Novak won four championships: with the Mercuries in 1951, Barons in 1969, and with the Apollos in 1971 and 1977. He was named Coach of the Year six times: in 1963, 1965, 1969, 1971, 1972, and 1977. The CBA honored him by renaming the award to the "Stan Novak Coach of the Year Award". Several of his players embarked on successful coaching careers including Jack Ramsay, Jack McCloskey, Jim Boeheim and John Chaney.

Novak was announced as head coach of the EBA all-time team when the CBA celebrated its 50th anniversary in 1996.
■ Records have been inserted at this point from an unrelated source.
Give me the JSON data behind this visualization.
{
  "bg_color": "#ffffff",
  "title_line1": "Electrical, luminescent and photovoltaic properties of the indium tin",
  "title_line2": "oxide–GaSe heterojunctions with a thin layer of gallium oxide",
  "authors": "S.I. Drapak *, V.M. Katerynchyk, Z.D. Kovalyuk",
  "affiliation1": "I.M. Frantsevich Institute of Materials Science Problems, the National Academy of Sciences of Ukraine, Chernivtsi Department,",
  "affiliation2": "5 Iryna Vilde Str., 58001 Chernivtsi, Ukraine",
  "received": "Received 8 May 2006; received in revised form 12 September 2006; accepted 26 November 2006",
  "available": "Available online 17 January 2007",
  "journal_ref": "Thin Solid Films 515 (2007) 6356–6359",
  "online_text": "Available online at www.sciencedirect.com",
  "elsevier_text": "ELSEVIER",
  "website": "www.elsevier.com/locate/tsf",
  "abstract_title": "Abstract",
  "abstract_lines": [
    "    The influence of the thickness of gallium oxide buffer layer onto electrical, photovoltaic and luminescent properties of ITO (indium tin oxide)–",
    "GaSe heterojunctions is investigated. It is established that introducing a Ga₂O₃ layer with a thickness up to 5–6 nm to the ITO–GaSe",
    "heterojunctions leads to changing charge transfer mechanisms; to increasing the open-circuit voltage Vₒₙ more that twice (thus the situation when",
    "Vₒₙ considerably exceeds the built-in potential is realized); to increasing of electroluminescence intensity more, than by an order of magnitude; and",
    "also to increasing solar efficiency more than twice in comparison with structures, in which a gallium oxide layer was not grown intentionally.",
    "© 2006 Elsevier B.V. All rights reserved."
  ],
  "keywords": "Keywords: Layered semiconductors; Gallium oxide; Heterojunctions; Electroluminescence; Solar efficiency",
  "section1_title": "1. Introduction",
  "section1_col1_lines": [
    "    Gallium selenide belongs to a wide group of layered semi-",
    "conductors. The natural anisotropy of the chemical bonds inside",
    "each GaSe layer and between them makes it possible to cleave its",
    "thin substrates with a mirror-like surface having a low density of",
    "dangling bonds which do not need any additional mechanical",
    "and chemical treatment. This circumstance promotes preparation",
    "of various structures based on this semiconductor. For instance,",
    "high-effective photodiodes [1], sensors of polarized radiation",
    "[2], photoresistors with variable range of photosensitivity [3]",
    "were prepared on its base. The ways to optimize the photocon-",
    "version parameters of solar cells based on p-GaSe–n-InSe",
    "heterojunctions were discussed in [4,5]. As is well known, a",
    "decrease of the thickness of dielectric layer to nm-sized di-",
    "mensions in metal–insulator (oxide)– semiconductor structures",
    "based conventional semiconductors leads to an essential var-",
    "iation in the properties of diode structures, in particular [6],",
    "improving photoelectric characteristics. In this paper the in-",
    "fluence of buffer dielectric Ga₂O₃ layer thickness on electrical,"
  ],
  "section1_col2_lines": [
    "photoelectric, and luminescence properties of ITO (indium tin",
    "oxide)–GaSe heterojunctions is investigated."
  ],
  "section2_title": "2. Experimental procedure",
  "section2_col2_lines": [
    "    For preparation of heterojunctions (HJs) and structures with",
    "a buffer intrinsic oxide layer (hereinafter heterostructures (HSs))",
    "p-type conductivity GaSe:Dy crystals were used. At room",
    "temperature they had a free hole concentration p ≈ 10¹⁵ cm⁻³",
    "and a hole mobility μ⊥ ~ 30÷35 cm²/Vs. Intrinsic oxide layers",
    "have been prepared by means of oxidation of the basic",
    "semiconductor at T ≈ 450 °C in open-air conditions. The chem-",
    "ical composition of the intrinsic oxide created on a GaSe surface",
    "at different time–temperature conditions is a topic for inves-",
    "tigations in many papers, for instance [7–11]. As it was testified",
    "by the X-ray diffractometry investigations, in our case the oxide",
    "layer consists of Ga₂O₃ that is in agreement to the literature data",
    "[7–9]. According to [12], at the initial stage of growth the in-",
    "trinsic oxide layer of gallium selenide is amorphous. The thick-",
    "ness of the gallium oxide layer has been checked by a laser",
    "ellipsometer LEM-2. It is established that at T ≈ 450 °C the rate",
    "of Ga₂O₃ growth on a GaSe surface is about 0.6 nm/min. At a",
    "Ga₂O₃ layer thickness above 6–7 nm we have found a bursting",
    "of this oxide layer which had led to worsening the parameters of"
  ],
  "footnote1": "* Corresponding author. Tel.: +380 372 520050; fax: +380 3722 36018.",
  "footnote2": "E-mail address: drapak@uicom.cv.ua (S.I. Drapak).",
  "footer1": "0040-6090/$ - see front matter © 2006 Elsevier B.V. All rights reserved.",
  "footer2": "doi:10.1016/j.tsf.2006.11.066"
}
Novak was inducted into the Philadelphia Jewish Sports Hall of Fame in 2000.

==Officiating career==
Novak briefly worked as a collegiate referee during his EPBL career. He officiated a game between the Temple Owls and Saint Joseph's Hawks – coached respectively by "two of [his] best friends", Harry Litwack and Jack Ramsay – and made a decision that resulted in the outcome of the game; Novak reflected in a 1988 interview, "I felt so badly that I never refereed again."

==Scouting career==
Novak was the director of scouting for the Detroit Pistons from 1980 to 1992. He convinced the Pistons to select Dennis Rodman in the second round of the 1986 NBA draft despite a poor performance at a predraft camp. Novak served as director of scouting for the Minnesota Timberwolves from 1992 until his retirement in 1997. Novak also provided the Utah Jazz with part-time scouting assignments.

==Personal life and death==
Novak was married to Carolyn who worked as a physical education teacher. He had two children.

Novak died on October 21, 2006, of complications from a stroke at the age of 82.